IN HONOUR OF THE ACHIEVEMENTS OF KING WU.*

  • O, great was Wu the king,
  • For mightiest deeds renowned!
  • Gifted indeed was Wăn,
  • Who paved his followers’ way;
  • Thou, Wu, took’st up his work,
  • Didst vanquish Yin, and stay
  • Its deeds of cruelty;
  • Performing to the full
  • Thy task of high emprise.

[* ]i.e., the spirit of the deceased king.

[]Lit., your private (fields), the 30 li. There were public fields, and private: see II. vi. 8, verse 3.

[]Men who belonged to the line of the Hià and Shang kings came to Court with their retinue, and assisted the King of Chow in his sacrifices.

[§ ]“There,”—in their own land; “here,”—at my Court.

[* ]The numerals are strictly “10,000,—100,000,—to millions.”

[]Lit., (ordinary) spirits and sweet spirits.

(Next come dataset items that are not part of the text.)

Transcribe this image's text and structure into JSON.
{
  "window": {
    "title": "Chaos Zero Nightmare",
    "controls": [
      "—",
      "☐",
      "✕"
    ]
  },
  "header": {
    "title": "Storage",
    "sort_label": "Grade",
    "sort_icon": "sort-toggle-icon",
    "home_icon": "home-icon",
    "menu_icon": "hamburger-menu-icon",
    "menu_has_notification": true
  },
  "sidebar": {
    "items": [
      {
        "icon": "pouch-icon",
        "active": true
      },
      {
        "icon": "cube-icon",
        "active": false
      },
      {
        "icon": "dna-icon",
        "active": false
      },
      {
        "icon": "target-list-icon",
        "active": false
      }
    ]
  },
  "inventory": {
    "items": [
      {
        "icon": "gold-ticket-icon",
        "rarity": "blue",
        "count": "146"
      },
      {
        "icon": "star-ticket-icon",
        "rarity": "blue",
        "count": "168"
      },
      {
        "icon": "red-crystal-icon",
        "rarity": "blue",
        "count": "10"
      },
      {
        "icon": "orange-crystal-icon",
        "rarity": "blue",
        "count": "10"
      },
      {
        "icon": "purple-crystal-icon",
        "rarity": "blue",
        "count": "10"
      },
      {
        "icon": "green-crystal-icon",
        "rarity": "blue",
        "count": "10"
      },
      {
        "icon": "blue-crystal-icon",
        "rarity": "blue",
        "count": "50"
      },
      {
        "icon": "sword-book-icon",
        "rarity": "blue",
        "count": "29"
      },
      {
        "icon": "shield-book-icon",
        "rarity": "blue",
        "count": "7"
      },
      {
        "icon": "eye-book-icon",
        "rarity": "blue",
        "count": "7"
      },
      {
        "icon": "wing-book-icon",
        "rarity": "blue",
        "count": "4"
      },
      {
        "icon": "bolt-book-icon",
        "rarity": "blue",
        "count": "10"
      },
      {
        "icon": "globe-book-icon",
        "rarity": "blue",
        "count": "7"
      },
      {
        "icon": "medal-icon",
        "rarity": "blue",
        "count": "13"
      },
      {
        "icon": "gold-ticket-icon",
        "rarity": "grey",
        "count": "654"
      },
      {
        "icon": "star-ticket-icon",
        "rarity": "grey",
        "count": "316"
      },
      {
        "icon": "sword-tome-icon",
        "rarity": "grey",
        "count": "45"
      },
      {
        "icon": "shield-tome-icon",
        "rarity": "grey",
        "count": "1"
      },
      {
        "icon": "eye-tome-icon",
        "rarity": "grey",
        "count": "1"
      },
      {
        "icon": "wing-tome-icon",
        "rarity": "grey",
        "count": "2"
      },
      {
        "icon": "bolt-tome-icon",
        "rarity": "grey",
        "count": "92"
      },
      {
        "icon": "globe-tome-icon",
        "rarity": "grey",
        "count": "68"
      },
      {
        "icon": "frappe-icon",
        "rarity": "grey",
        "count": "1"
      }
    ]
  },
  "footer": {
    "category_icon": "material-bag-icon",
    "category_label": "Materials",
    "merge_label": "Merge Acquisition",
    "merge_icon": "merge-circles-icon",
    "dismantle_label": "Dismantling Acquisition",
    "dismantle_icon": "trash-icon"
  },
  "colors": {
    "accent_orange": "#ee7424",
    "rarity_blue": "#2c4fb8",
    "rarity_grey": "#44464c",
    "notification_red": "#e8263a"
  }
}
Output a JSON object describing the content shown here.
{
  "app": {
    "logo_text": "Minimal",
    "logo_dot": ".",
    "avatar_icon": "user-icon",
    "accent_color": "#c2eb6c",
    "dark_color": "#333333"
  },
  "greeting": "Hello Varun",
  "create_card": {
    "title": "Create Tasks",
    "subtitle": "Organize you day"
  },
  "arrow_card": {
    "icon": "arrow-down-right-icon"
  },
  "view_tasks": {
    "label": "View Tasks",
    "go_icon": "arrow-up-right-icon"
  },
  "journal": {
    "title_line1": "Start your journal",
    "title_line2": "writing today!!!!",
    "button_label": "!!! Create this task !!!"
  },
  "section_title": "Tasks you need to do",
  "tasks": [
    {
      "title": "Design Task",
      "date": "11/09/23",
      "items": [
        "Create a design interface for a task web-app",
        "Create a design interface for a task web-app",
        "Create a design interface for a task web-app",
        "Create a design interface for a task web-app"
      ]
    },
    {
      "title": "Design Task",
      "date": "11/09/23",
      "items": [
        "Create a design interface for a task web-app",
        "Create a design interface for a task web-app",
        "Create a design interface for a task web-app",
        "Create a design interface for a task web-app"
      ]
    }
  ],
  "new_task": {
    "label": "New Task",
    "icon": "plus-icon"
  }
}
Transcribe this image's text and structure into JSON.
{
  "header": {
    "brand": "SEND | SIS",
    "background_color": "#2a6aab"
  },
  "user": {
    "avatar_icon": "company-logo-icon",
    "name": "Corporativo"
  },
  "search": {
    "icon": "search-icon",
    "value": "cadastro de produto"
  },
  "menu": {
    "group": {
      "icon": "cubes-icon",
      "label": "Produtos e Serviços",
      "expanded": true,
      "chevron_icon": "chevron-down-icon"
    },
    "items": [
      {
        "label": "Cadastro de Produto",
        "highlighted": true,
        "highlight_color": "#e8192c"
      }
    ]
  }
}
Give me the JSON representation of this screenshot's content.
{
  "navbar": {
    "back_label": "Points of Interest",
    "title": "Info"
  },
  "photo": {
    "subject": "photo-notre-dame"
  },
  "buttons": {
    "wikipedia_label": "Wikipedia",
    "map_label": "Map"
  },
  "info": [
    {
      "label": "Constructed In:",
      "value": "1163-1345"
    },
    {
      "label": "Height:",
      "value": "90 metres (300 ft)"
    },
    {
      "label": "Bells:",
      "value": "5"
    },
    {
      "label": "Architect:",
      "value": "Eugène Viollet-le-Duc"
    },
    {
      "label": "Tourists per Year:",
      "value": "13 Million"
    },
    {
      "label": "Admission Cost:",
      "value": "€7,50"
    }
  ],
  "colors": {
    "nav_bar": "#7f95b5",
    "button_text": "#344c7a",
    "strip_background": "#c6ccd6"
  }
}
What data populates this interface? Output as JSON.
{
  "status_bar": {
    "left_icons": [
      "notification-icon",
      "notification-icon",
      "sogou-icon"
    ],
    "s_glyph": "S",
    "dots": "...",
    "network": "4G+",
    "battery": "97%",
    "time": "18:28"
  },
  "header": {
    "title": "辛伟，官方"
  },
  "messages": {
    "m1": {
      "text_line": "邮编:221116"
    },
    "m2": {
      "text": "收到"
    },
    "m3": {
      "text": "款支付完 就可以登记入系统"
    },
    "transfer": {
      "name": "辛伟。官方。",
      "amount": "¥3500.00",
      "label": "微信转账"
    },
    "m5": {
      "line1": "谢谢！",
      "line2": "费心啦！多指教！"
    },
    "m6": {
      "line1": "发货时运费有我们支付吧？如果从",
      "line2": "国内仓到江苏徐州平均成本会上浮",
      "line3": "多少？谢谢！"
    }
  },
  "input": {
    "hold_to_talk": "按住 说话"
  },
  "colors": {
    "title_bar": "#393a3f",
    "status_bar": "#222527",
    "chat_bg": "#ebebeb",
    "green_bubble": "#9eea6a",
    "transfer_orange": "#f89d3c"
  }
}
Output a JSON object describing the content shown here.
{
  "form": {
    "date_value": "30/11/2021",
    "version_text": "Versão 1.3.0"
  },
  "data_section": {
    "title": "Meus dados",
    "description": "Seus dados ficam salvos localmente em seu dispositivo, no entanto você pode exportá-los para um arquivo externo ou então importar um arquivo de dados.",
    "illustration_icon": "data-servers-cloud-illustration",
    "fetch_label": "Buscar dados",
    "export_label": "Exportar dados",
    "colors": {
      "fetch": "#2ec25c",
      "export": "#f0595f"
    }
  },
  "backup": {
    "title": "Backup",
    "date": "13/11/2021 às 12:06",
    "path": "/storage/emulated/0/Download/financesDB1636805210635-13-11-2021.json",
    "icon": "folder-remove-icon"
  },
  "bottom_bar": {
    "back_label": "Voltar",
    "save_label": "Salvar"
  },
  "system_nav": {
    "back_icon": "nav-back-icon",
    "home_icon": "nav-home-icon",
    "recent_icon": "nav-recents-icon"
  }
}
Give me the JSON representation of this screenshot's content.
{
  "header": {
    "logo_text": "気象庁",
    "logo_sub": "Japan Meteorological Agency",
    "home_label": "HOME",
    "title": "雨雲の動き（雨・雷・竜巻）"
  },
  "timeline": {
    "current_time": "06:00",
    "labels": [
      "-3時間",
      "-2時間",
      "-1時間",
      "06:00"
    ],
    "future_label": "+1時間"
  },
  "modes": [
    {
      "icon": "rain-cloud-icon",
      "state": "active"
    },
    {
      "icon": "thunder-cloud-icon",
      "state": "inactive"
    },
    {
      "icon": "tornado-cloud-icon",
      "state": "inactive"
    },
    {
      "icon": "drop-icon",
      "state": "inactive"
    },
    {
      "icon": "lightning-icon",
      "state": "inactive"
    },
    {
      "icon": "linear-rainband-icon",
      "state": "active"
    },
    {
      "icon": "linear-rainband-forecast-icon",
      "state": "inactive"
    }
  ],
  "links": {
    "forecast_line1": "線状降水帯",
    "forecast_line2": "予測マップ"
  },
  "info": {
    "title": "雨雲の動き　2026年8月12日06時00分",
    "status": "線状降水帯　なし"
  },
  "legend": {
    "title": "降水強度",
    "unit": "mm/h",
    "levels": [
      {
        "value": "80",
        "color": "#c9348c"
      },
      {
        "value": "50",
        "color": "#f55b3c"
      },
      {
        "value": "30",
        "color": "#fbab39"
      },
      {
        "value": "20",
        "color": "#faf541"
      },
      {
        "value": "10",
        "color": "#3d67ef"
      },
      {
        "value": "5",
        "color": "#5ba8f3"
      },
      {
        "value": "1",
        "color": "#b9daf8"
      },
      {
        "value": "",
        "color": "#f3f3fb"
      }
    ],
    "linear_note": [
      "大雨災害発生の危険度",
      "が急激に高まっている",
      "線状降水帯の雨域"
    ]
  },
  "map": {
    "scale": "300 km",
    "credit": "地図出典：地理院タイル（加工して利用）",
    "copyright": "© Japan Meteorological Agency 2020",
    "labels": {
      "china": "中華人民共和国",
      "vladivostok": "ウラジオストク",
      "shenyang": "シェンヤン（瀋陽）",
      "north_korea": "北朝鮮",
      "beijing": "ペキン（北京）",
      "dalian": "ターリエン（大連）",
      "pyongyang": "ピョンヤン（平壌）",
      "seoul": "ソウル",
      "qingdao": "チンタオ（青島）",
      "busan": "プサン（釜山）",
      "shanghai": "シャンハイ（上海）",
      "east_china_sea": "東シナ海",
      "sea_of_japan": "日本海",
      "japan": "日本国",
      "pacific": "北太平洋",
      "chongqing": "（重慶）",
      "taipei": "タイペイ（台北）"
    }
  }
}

[]Lit., ancestral sires and dames.

[§ ]An Ode celebrating the completion, by the Duke of Chow, of his instruments of music, and the first grand performance on the same in the temple of King Wăn. The performers were all blind, as see also III. i. 8.

[]A wooden instrument like a tub with a handle in the middle started the band. Another, carved like a tiger, having twenty-seven notches on the back, over which a rod was drawn with a grating sound, stopped the music.

[* ]See III. i. 3.

[]Approximate names.

[* ]i.e., a man indeed.

[]Heaven willed the peace of the people (see III. i. 7, v. 1), and was satisfied when this was wrought by Wăn.

[]Lit., “was able to make prosperous his (or, thy) after-comers (or, the ages after him).”

[§ ]These two lines might be taken as independent sentences,—“thou comfortest me,” &c., but as they contain the reasons for the “honour” they may also be translated as above.

[* ]A prince of the House of Shang. See Note 1 on IV. ii. 3, which explains the placing of such a piece here.

[]White was the colour of the Shang dynasty.

[* ]Said to have been written to accompany the music of a dance ordained by the Duke of Chow to be performed in the ancestral temple.